George Keller Hart said...

Insightful post--thank you.

Curious what you think of our fellow Bostonian, who blogs here about Putin:

http://cluborlov.blogspot.com/2014/03/the-madness-of-president-putin.html

He has a very different perspective. Much rings true, some is a little chilling.

Ray C Neill said...

I have read your essay several times over the past few days and reflected upon its similarities to my own experience. Being of a similar age, I have also looked over my shoulder at my fortunate upbringing and recalled that " Gee, the old LaSalle ran great ! " many times while considering how the lives of my children will be very different and the goals set for them may be unreachable. I'm sure that every generation has done the same postulating and yet every subsequent generation somehow survives. Many of your readers have chosen to discuss the political aspects of evolving ideologies while overlooking some interesting issues that I am pleased to see that you have raised. Specifically, you referred to the lack of support for internally motivated individuals and the pursuit of trivial individual goals presumably at the expense of the common good. In these days of instant gratification, there are many people who are unaware of intrinsic motivation and even more who debase its value. Employers opine that we have created a hot house generation of workers whose members require constant reinforcement and applause for every effort and success like conditioned lab rats furiously pressing a feed bar that refuses to release a pellet. Internally motivated individuals, however, are often undaunted by criticism or even praise for that matter. While they are sometimes considered the eccentrics of our world, many of them like Galileo Galilei and Darwin have refused to be corrupted by overwhelming adversarial opinion and have contributed significantly to the world's knowledge and progress.
With regards to your inference to trivial goals, the western world seems to be currently floating in an ocean of mediocrity without a rudder or a significant direction. "Have it your way" and "grab some Buds" have become more than just tag lines.

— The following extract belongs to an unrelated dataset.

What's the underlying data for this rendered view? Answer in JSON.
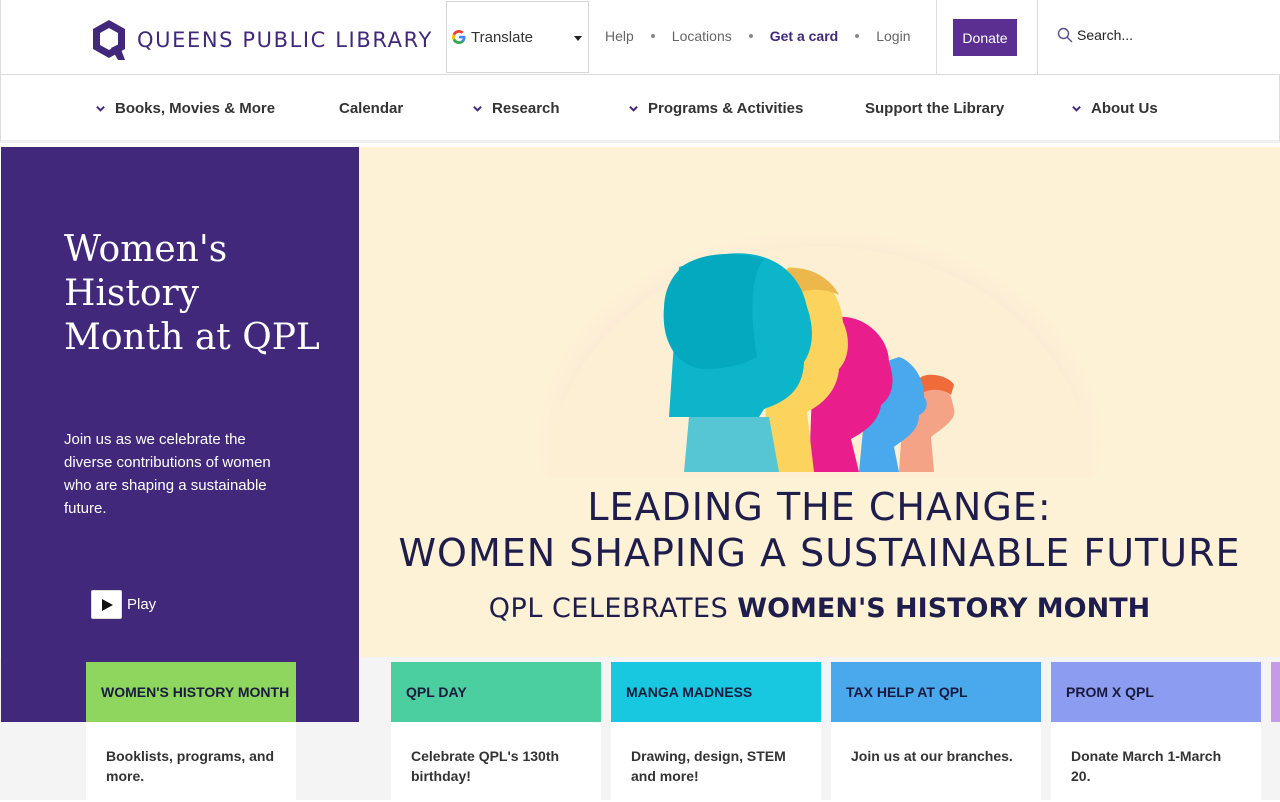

They are mantras for a generation which has little regard for the big picture or the common good. Moreover, the fast paced, ever changing technology that promises connectivity with individual entertainment devices has ironically isolated people from each other in many ways and offers a social network at a safe and isolated social distance. Is this the harbinger of Emile Durkheim's anomie? Will the speed of individualism and choice out pace morals?
In contrast, my father and his generation had very few choices. From his days at the front of a landing craft approaching a beach in Normandy, to raising his family back home, his path was direct and unwavering. Hard work, family and a dedication to country dominated his days. Life was straight forward. Boomers have had a more flexible but a somewhat structured path. Today's youth has immeasurable choice in everything and all the stress that goes with a structureless model. Will too much choice create debilitating sloth and will the desire for monetary success trump virtue? More importantly, will this generation follow a path of individualism that will make it difficult to engender common goals for the whole of society? Ray C. Neill

David Kaiser said...

Dear Ray,

Thanks for your comment. We have to face it, however: the discipline and straight-line focus of your parents' and my generation simply couldn't be passed on in its pure form--nor should it have been. they paid a huge price for it. Unfortunately, thanks in part o Vietnam, we went from one extreme to the other, and the pendulum has yet to start swinging back.

Bob H said...

I'm surprised to see "global warming" appear in your writing, after you seemed to dismiss it a year or so back. An entire post on the topic would be welcome.

Carbon pollution, and the twin evils it causes, climate change and ocean acidification, are tremendous threats to our civilization. Functioning, reason-based government will be a prerequisite to the necessary world-wide transition to clean energy which is required to minimize it.